A glance on the bookshelves of any techie will usually reveal at least one book from Peachpit Press. Publisher Nancy Aldrich-Ruenzel chats about publishing, creativity, and gnarly tech topics.
A glance on the bookshelves of any techie will usually reveal at least one book from San Francisco-based Peachpit Press. Publisher Nancy Aldrich-Ruenzel chats about publishing, creativity, and gnarly tech topics.
How did the publishing company get started?
Peachpit was started more than 16 years ago. We were frustrated with the cookie-cutter approach of the computer book industry and excited by the opportunities opened up by new desktop publishing technologies. Ever since, we’ve been committed to publishing the most creative, high-quality computer books in design, graphics, the Web, desktop publishing, and general computing. As a business of Pearson Education, the world’s largest integrated educational publisher, Peachpit has stayed true to that vision.
How did you personally get interested in doing this kind of work?
I put myself through college at UW-Madison doing typesetting, paste-up and camera work for the Daily Cardinal every night. I started to get into typography, photography and layout, and really developed an appreciation for professional graphics. Later, as an editor of a trade magazine specializing in graphic design, I spent my days talking to the world’s top designers, illustrators, publishers, and production professionals, learning about their favored tools, work processes, and creative challenges.
As creative professionals and computer users began to rely on their digital tools more, and as those tools became more and more complex, it was clear that there was a ongoing need for well-designed, well-written how-to information that was easy to reference. I started several how-to magazines and newsletters in the ’80s, and many of my authors went on to do books with Peachpit. Joining Peachpit seven years ago was like coming home again.
What is it like to helm a woman-run company that’s publishing for a mostly male-dominated industry?
It’s really a non-issue these days. But every once in a while I get a bit of a kick out of being the only woman in an all-guy meeting or event. I’m sure Marjorie Scardino, our CEO of Pearson worldwide, gets an even bigger kick out of crashing the old boys’ network of the Fortunate 500s. But the old-gal network is definitely gaining momentum. Young women today aren’t any more afraid of learning programming languages than they are of learning foreign languages.

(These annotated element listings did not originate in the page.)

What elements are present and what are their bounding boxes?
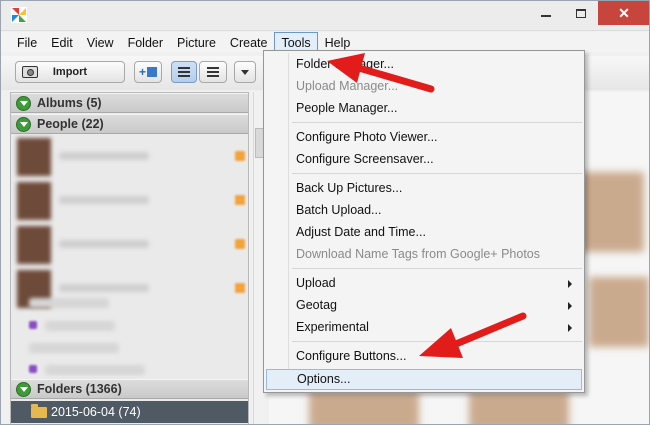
menu-geotag-label: Geotag [296,298,338,312]
menu-view[interactable]: View [80,32,121,52]
selected-folder-row[interactable]: 2015-06-04 (74) [11,401,248,423]
menu-back-up-pictures[interactable]: Back Up Pictures... [266,178,582,199]
group-icon [29,365,37,373]
minimize-icon [541,15,551,17]
person-row[interactable] [11,135,248,179]
view-options-dropdown[interactable] [234,61,256,83]
menu-separator [292,268,582,269]
submenu-arrow-icon [568,302,572,310]
group-icon [29,321,37,329]
albums-section-header[interactable]: Albums (5) [11,93,248,113]
menu-configure-screensaver[interactable]: Configure Screensaver... [266,149,582,170]
tree-list-icon [207,67,219,77]
menu-tools[interactable]: Tools [274,32,318,52]
selected-folder-label: 2015-06-04 (74) [51,405,141,419]
camera-icon [22,66,38,78]
library-panel: Albums (5) People (22) Folders (1366) 20… [10,92,249,424]
menu-upload-label: Upload [296,276,336,290]
person-badge [235,283,245,293]
close-icon: ✕ [618,5,630,21]
menu-picture[interactable]: Picture [170,32,223,52]
person-badge [235,195,245,205]
submenu-arrow-icon [568,324,572,332]
blurred-item [45,365,145,375]
maximize-button[interactable] [564,1,598,25]
person-badge [235,239,245,249]
chevron-down-icon [241,69,249,75]
title-bar: ✕ [1,1,649,31]
albums-label: Albums (5) [37,96,102,110]
people-section-header[interactable]: People (22) [11,114,248,134]
annotation-arrow-configure-buttons [419,312,527,358]
import-button[interactable]: Import [15,61,125,83]
menu-file[interactable]: File [10,32,44,52]
minimize-button[interactable] [528,1,564,25]
person-row[interactable] [11,179,248,223]
photo-thumbnail[interactable] [589,277,649,347]
person-name [59,196,149,204]
menu-options[interactable]: Options... [266,369,582,390]
maximize-icon [576,8,586,18]
person-badge [235,151,245,161]
menu-people-manager[interactable]: People Manager... [266,98,582,119]
menu-download-name-tags: Download Name Tags from Google+ Photos [296,247,541,261]
person-name [59,240,149,248]
menu-create[interactable]: Create [223,32,275,52]
picasa-logo-icon [11,7,27,23]
menu-configure-photo-viewer[interactable]: Configure Photo Viewer... [266,127,582,148]
person-thumbnail [17,182,51,220]
list-icon [178,67,190,77]
menu-adjust-date-time[interactable]: Adjust Date and Time... [266,222,582,243]
folder-icon [31,404,47,418]
photo-thumbnail[interactable] [309,392,419,424]
menu-batch-upload[interactable]: Batch Upload... [266,200,582,221]
annotation-arrow-folder-manager [327,53,435,93]
blurred-section [29,298,109,308]
menu-upload-submenu[interactable]: Upload [266,273,582,294]
folders-label: Folders (1366) [37,382,122,396]
blurred-item [29,343,119,353]
collapse-chevron-icon [16,382,31,397]
person-row[interactable] [11,223,248,267]
menu-separator [292,173,582,174]
menu-edit[interactable]: Edit [44,32,80,52]
application-window: ✕ File Edit View Folder Picture Create T… [0,0,650,425]
menu-folder[interactable]: Folder [121,32,170,52]
album-icon [147,67,157,77]
folders-section-header[interactable]: Folders (1366) [11,379,248,399]
add-to-album-button[interactable]: + [134,61,162,83]
person-thumbnail [17,138,51,176]
collapse-chevron-icon [16,117,31,132]
tree-view-button[interactable] [199,61,227,83]
menu-separator [292,122,582,123]
photo-thumbnail[interactable] [469,392,569,424]
list-view-button[interactable] [171,61,197,83]
person-name [59,284,149,292]
close-button[interactable]: ✕ [598,1,649,25]
blurred-item [45,321,115,331]
collapse-chevron-icon [16,96,31,111]
people-label: People (22) [37,117,104,131]
plus-icon: + [138,65,146,79]
submenu-arrow-icon [568,280,572,288]
menu-experimental-label: Experimental [296,320,369,334]
person-name [59,152,149,160]
import-label: Import [52,66,88,78]
person-thumbnail [17,226,51,264]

How has the tech slump affected Peachpit?
The computer book business as a whole was down this year, in some cases as much as 20 to 40 percent. But we ended the year with double-digit growth, and I think this was because of a couple of reasons. We have an extremely devoted staff, and our authors are the best writers and teachers in the fields. Also, our backlist–books released in 2001 and earlier–continues to perform well, which is highly unusual for the frontlist-driven computer book industry. Some classics, like “The Non-Designer’s Design Book” that carry older copyright dates, have never been revised and are still selling at the same pace today as they did when they first came out.
How do you decide what will technology will stick around long enough to need a book on the subject?
Our editors and authors have strong contacts at all of the software and hardware companies, industry publications and Web sites, and many are practitioners in the areas they edit or write about. So, they have a thorough understanding not only of the impact of the technology on the market, but also of what users’ real-world needs are. The biggest challenge is identifying the right timing for introducing books on emerging technologies.
What makes your authors different than those of other publishers?
They all have a passion for sharing their hard-won knowledge with others, for teaching things in a new way, for making gnarly tech topics easier to understand.